We kept looking for a nursing home that did not resemble an electronics superstore, with the residents parked in front of the giant screens that everywhere greeted us, in the lobbies, in the dining rooms, in the lounges, in the game rooms, in the residents’ rooms.
We made a pact, my husband and I. The Golden Rule would be the guide. If either one of us could see putting the other in a place, it stayed on the list.
Well ... the Golden Rule and a hefty amount of cash. Doing unto others as you would have them do unto to you in the assisted-living world is much easier for those who share my mother’s lucky trifecta: Medicare, veteran’s benefits and savings.

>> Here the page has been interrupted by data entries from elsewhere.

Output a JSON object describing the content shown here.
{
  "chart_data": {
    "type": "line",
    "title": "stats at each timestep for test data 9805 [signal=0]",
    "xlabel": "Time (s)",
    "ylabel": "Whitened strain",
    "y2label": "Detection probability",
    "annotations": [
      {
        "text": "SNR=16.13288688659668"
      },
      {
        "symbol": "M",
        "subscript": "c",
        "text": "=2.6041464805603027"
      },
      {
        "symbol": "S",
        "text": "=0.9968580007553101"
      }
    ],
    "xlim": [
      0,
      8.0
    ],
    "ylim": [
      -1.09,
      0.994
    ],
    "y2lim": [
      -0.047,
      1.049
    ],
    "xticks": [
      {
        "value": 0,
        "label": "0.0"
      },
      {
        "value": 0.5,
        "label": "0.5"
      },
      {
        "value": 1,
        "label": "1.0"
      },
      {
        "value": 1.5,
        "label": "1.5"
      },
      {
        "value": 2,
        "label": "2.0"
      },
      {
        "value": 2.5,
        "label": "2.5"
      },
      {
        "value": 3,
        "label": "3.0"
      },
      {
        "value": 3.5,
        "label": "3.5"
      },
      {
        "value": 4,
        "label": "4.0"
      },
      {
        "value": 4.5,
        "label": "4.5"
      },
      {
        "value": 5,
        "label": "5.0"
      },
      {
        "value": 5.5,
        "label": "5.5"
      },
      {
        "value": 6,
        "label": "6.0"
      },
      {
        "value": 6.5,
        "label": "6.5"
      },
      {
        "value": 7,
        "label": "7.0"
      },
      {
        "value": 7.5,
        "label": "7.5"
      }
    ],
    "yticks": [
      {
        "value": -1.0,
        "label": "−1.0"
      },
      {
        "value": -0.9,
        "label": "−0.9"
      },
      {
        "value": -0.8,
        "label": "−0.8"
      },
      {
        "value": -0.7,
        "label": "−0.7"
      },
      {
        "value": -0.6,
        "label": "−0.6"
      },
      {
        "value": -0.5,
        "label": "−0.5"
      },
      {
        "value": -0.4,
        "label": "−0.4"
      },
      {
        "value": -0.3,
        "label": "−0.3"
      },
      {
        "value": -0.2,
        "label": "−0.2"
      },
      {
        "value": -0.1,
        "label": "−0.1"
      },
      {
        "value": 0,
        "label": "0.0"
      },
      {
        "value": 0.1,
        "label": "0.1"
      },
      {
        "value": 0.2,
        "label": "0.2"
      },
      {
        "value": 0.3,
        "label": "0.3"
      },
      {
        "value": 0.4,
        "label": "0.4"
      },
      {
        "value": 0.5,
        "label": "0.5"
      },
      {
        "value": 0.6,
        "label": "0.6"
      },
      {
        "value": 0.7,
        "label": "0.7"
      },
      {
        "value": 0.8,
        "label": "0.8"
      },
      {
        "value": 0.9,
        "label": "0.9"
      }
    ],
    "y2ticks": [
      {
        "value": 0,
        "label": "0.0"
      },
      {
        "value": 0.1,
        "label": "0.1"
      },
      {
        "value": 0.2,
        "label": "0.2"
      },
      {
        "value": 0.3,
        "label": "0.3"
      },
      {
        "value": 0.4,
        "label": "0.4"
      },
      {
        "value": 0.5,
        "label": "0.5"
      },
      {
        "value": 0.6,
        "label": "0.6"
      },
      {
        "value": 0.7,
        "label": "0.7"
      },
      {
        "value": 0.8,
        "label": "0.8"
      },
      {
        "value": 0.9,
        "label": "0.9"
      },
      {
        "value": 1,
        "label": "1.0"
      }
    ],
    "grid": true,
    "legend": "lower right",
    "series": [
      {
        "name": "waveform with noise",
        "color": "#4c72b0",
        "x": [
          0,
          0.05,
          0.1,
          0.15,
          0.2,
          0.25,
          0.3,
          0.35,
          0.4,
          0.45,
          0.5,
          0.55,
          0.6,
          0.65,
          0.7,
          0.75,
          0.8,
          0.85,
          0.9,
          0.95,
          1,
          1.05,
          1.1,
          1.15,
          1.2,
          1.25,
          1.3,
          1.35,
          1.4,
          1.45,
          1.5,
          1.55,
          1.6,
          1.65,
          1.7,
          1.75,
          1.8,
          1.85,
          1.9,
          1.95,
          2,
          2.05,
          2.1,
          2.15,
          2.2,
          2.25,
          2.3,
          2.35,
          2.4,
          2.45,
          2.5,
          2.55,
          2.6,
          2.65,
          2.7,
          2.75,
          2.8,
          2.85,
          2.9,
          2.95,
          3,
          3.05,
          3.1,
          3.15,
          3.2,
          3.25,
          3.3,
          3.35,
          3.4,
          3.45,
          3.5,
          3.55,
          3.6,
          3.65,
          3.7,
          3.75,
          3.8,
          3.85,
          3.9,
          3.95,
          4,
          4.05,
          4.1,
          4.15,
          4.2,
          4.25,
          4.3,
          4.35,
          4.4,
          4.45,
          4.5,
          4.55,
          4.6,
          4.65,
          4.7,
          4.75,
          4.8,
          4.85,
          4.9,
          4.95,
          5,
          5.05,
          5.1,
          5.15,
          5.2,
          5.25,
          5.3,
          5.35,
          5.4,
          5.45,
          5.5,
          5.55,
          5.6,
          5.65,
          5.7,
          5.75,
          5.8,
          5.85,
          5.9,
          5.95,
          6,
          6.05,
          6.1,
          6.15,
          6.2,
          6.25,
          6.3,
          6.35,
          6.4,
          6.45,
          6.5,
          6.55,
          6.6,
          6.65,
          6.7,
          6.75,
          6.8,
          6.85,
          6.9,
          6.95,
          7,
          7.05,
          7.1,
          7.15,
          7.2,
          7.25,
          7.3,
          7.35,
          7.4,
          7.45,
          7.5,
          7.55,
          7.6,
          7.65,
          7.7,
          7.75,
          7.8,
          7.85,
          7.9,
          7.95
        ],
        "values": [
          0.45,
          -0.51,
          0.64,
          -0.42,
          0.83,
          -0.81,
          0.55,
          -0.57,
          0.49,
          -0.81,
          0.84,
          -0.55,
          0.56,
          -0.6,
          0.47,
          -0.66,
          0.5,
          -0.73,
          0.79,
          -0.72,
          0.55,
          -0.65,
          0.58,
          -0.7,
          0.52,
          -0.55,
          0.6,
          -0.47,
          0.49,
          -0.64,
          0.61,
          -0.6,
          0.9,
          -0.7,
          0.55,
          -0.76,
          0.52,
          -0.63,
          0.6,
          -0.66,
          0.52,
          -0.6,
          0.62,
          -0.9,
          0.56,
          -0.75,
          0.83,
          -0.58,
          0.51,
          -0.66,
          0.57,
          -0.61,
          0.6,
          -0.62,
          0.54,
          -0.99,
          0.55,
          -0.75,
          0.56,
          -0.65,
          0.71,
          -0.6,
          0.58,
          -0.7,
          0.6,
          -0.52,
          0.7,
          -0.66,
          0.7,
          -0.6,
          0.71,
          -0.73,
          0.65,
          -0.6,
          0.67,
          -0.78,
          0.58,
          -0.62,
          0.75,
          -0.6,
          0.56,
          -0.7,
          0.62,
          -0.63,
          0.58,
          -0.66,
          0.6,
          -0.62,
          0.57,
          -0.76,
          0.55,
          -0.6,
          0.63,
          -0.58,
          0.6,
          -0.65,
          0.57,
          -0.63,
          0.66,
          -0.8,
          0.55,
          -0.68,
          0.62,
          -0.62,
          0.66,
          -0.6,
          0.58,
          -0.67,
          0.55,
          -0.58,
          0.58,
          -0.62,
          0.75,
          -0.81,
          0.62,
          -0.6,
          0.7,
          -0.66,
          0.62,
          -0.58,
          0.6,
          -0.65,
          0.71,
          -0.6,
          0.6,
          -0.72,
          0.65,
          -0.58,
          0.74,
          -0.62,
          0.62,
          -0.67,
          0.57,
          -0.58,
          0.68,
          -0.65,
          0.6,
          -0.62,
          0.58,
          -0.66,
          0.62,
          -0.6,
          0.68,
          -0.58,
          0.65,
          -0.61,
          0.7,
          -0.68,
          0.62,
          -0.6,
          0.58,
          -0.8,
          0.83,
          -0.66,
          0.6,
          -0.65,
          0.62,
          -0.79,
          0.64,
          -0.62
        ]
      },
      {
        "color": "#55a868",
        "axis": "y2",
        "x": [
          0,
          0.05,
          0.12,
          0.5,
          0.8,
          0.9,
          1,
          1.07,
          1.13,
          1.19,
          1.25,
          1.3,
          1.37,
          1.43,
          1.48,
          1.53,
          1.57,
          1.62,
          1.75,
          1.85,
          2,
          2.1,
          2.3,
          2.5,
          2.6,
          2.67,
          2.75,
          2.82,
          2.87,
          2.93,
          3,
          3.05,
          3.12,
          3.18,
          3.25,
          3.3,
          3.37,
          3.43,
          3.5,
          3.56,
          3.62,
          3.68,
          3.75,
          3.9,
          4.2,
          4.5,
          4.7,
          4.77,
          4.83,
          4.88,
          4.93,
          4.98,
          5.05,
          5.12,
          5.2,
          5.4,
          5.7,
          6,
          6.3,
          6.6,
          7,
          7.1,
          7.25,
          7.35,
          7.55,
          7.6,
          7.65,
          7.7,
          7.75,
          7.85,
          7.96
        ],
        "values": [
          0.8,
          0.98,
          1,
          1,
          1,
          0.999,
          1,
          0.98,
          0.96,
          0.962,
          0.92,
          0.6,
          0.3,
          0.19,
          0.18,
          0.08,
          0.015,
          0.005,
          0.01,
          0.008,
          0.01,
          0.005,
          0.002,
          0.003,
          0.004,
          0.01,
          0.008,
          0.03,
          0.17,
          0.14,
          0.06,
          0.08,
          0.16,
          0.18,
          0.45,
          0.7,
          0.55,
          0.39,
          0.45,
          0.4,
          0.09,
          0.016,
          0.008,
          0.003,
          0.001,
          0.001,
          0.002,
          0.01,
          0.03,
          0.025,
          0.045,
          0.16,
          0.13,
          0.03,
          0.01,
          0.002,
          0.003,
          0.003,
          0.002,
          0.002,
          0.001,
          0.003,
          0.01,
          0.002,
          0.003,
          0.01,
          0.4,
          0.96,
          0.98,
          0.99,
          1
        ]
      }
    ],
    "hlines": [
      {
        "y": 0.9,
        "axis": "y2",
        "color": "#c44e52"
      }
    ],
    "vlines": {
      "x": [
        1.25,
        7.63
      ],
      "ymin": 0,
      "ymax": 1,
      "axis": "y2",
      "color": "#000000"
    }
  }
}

Then we found it, a well-lit, quiet complex, with exercise classes, an attentive staff and big windows looking out on the mountains. This place offers restaurant-style dining, lectures, concerts and an indoor saline pool. There are scenic drives, lunches out and shopping days. The televisions are dark and silent, except for special shows when the staff tunes in the recent royal wedding or a weekly “I Love Lucy” fest.
But when Mother was evaluated by a nurse practitioner on staff, the recommendation came back that she should be in the memory care unit. This unit is locked, the door is alarmed, and the windows, though also large and looking out on the mountains, do not open. One woman there goes to the windows each day, looking out on the mountains of Colorado and seeing the prairies of Minnesota. Another man watches the garden for signs of a storm. He shuffles to the door, watching and worrying about the ceramic gnomes, the “little people,” he calls them, who get wet when it rains. Others have returned to that time of infancy when sleep comes suddenly and with authority, claiming most of the hours. Some do not speak at all.
Some are more social and verbal than my mother but the not sleeping at night, the sundowning, the 36-hour day, these they hold in terrible common. The number of staffers increases at night.
On Holy Saturday, when I would have usually been in the kitchen glazing the double chocolate cheesecake and marinating the roast, I helped move my mother out of the home where I had prayed she would live to the end of her days.
“Please, take me home,” she begs each time I visit her. “Please,” she cries. “I won’t be in your way. I’ll do whatever you say. I promise. Please, oh, please, let me go home.”
I wish I could pretend she means heaven when she says home but she means my house, where I did, indeed, tell her she could live out her days. I made a promise, and I broke it. How many other times, she must wonder, have I lied?
My cousin went to visit her. She says Mother thought she was Dorothy Jo, a childhood friend, now long dead. Mother told “Dorothy Jo” why she had been forbidden to play with her. It’s because Dorothy Jo’s mother was having a, a -- she stops, searching for the word -- “a, a, a, you know, a screwball with the doctor.”
My mother says, “I know you hated me.” My cousin hugs her and says, “Betty, I love you. And I forgive you.”
Sometimes my mother’s grief turns to anger. “Aren’t you sorry?” she demands of me. “Aren’t you sorry you don’t have me?”
“Yes,” I tell her, weeping. “Yes, I am. I am so sorry.”
Perhaps one of these days, on one of these visits, my mother will be Dorothy Jo, an innocent punished for the sins of another. Perhaps then my mother can hug me, and say, “I love you, Melissa. And I forgive you.”
[Melissa Nussbaum is an NCR columnist who lives in Colorado Springs, Colo.]